Chandler, though, figures he’ll be campaigning again much sooner than he anticipated.

“I’m surprised how many signatures they have,” Chandler said. “I’m not sure how many are valid. But as it stands we’ll have to assume that there will be a recall election.”

•••

Three North Las Vegas homes scheduled to be demolished to make way for the North Fifth Street Corridor burned to the ground late Tuesday and early Wednesday last week.

Fire investigators don’t think it was a coincidence that two small houses on North Fifth and another on neighboring East Carey Avenue burned within a nine-hour period. All of the properties are owned by the city.

The three homes were among more than 75 properties the city has purchased to expand North Fifth into a major commercial thoroughfare through the middle of the city from Las Vegas Boulevard North to the Las Vegas Beltway.

The city hopes the eight-lane road — three lanes in each direction, with two extra lanes for mass transit — will draw business to the older sections of North Las Vegas. The project’s first section is being built with about $140 million from the Regional Transportation Commission.

•••

North Las Vegas has decided not to hire consultants to study the growing city’s gaming market after all.

The city pulled an item off Wednesday’s council agenda that called for spending $12,500 to hire a consultant to analyze the demand for gaming in the city.

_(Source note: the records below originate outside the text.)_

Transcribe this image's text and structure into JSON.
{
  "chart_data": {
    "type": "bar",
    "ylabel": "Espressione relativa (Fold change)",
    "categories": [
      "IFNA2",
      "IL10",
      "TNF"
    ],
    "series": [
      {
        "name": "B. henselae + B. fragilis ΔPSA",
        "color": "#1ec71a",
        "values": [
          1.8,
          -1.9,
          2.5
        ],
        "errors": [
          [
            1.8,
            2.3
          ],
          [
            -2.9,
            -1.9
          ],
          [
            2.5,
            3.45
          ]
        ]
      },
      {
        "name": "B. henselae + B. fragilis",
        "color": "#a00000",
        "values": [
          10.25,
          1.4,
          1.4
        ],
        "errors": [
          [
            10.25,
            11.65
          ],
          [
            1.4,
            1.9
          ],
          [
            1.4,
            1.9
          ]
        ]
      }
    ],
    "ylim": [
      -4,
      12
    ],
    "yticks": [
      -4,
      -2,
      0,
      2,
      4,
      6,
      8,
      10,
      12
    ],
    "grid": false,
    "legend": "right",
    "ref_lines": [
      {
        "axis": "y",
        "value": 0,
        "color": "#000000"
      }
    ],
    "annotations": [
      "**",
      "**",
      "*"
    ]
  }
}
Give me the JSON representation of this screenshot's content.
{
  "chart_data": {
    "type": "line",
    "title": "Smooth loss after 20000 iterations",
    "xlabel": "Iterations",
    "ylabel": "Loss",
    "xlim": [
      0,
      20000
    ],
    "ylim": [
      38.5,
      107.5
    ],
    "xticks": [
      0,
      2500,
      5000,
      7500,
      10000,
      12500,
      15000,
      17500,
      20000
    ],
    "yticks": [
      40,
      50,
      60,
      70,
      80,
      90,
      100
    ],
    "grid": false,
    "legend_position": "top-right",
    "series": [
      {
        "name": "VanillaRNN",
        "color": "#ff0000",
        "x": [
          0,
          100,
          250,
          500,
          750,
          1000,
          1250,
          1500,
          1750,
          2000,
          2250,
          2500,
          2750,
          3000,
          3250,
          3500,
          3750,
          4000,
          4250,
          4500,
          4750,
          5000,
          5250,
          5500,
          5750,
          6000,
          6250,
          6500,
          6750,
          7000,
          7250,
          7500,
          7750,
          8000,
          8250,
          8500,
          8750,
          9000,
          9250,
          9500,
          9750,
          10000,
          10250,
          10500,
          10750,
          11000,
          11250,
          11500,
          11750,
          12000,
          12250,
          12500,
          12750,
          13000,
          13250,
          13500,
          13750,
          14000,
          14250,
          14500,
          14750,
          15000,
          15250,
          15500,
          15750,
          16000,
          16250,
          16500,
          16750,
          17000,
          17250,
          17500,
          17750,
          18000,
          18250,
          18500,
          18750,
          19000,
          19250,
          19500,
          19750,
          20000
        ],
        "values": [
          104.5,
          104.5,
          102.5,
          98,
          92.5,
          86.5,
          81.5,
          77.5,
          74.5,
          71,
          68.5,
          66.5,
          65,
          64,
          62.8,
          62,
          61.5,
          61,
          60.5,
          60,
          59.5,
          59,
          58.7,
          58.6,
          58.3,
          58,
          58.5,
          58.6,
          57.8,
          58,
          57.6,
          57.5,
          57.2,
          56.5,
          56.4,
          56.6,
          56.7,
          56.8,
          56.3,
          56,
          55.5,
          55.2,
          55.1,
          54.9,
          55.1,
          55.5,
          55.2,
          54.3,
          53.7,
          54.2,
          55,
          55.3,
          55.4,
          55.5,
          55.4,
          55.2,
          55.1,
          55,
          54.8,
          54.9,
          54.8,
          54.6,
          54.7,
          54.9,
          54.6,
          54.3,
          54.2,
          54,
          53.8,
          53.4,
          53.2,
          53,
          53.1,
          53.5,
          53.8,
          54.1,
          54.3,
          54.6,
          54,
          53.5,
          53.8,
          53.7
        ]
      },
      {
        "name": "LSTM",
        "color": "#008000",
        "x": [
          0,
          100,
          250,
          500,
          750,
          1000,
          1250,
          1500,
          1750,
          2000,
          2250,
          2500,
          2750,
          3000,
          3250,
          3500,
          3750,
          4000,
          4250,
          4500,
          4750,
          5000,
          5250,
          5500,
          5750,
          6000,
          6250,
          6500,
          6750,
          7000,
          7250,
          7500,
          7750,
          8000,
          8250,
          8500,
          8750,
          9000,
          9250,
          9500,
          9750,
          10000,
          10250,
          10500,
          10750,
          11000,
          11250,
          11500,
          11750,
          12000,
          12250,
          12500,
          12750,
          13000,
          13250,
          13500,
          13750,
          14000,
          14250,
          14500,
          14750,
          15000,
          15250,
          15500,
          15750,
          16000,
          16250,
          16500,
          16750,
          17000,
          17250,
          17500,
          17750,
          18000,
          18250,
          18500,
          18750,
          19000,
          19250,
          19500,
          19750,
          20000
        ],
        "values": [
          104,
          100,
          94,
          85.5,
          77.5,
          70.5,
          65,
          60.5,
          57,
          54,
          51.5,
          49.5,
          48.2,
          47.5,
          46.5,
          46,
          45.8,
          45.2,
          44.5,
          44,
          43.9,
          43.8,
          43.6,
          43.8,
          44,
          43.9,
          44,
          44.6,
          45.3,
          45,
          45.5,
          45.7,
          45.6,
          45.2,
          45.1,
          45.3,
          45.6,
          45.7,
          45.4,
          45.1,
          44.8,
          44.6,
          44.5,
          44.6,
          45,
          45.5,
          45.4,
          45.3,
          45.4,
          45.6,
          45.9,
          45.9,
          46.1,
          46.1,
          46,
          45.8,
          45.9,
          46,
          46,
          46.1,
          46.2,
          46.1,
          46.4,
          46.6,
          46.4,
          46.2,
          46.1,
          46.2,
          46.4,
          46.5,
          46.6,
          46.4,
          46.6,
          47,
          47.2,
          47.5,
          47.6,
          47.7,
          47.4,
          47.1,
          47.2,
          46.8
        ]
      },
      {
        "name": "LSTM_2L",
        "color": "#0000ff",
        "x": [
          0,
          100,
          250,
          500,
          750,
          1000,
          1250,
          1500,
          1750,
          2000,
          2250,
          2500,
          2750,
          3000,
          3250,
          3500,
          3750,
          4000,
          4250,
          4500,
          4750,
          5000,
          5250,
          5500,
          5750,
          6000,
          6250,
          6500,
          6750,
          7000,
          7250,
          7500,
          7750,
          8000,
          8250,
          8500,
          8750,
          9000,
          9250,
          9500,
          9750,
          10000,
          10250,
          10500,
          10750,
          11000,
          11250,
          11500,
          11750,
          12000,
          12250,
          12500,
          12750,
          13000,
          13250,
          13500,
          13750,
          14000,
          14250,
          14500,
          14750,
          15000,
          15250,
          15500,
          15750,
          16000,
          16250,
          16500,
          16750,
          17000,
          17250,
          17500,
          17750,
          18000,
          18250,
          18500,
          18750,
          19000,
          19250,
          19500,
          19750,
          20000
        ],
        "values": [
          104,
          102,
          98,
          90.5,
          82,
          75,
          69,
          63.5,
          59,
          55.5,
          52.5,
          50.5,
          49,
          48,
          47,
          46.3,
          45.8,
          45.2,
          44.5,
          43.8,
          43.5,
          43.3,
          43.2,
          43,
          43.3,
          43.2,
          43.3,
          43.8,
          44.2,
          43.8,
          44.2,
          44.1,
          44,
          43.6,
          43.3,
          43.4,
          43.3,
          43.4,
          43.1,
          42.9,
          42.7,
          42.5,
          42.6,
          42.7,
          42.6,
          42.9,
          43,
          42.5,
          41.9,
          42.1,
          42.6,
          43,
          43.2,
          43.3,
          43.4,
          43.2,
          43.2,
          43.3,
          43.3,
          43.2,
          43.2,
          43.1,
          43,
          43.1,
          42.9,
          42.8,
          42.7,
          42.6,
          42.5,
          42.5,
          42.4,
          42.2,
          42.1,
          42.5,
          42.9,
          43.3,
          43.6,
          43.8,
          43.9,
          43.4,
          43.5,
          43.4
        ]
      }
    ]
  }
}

City spokeswoman Brenda Fischer said the city simply decided the study was not needed.

The call for the study came amid a flurry of gaming development planned over the next decade.

Boyd Gaming is proposing to move a large casino project from Lamb Boulevard and Centennial Parkway to the future Park Highlands master-planned community north of the Las Vegas Beltway, just west of Losee Road.

The Boyd casino would join Aliante Station, scheduled to open this year, along the beltway in an area that will be ground zero for future growth in North Las Vegas.

Five casinos also are planned within two miles of the beltway and Interstate 15 interchange, an area dubbed “Casino Alley” seen as a potential mini-Strip 10 miles north of the Strip.